More importantly, a boy actor would have given Viola the androgyny Twelfth Night critically turns on.
Yet audiences and critics have found the Globe’s Twelfth Night entertaining. Even London Guardian theater critic Michael Billington, who in his Nov. 18, 2012 review of the production at London’s Apollo Theatre, wrote that “In general, I am against the idea of adult males playing Shakespeare’s women: it is hardly authentic, as the parts were written for teenage boys. But it does yield a very funny performance from Paul Chahidi, who turns Maria into a roguish figure forever eyeing Sir Toby with lascivious enthusiasm.”
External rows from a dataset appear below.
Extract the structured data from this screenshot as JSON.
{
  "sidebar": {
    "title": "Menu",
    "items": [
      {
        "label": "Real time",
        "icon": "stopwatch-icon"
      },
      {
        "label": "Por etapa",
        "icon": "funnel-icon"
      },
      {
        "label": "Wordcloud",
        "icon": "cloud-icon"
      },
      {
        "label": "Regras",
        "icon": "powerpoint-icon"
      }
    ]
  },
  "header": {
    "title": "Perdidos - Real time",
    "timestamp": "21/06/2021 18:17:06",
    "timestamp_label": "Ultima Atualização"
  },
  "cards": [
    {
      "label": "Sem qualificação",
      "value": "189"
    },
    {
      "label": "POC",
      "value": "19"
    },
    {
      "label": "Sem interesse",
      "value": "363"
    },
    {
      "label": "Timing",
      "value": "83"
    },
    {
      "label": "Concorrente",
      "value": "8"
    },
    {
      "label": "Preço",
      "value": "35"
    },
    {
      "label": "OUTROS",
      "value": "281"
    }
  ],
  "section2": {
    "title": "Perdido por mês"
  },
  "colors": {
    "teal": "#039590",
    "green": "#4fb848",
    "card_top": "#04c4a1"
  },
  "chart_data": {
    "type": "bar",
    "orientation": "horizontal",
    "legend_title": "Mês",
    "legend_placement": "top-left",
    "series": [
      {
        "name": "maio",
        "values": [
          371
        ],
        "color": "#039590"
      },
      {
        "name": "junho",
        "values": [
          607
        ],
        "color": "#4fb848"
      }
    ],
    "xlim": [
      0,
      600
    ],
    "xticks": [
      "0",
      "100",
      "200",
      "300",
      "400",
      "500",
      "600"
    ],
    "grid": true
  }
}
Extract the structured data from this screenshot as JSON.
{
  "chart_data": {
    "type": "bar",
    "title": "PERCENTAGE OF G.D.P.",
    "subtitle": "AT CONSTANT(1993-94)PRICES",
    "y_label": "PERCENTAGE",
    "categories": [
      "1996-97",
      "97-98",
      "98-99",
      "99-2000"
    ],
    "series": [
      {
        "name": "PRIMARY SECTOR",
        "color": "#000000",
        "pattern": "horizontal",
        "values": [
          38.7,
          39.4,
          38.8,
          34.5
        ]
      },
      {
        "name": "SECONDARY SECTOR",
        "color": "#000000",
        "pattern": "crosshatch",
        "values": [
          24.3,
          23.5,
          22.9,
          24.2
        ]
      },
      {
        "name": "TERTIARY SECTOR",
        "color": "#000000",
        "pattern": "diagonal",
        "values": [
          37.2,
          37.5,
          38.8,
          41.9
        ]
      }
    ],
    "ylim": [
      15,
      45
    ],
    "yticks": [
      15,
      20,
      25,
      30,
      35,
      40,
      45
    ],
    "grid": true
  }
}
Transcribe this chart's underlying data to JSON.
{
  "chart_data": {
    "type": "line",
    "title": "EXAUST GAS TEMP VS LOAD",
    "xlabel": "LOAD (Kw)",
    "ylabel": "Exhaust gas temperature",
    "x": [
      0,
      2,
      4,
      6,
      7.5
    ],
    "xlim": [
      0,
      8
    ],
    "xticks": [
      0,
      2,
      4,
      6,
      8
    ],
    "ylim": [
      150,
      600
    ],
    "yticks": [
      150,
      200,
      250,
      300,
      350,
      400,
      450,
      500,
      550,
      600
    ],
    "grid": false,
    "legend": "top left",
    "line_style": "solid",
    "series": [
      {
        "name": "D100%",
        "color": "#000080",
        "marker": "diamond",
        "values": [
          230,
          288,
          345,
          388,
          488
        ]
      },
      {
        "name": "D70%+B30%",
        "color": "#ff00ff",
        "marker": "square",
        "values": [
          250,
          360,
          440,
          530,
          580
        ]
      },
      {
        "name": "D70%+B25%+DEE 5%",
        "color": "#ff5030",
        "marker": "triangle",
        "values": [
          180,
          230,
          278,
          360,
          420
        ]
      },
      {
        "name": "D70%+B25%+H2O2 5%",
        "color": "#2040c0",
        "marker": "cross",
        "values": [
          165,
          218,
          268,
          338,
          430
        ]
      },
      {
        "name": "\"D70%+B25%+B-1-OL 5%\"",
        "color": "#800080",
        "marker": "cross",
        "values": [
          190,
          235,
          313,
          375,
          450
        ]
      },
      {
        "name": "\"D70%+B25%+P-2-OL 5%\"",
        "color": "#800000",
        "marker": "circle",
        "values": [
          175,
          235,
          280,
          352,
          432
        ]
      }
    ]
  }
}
But for those who cringed at the grown men playing young women in the production, it may not be over when the double bill closes. Twelfth Night may win a Tony Award for Best Revival of a Play. Meanwhile, expect to see more self-serving all-men and all-women Shakespeare productions in the United States and Canada.
Can men play Shakespeare’s women and women play Shakespeare’s men? Of course they can. And it probably will fill a lot of seats.
But what does it do for Shakespeare?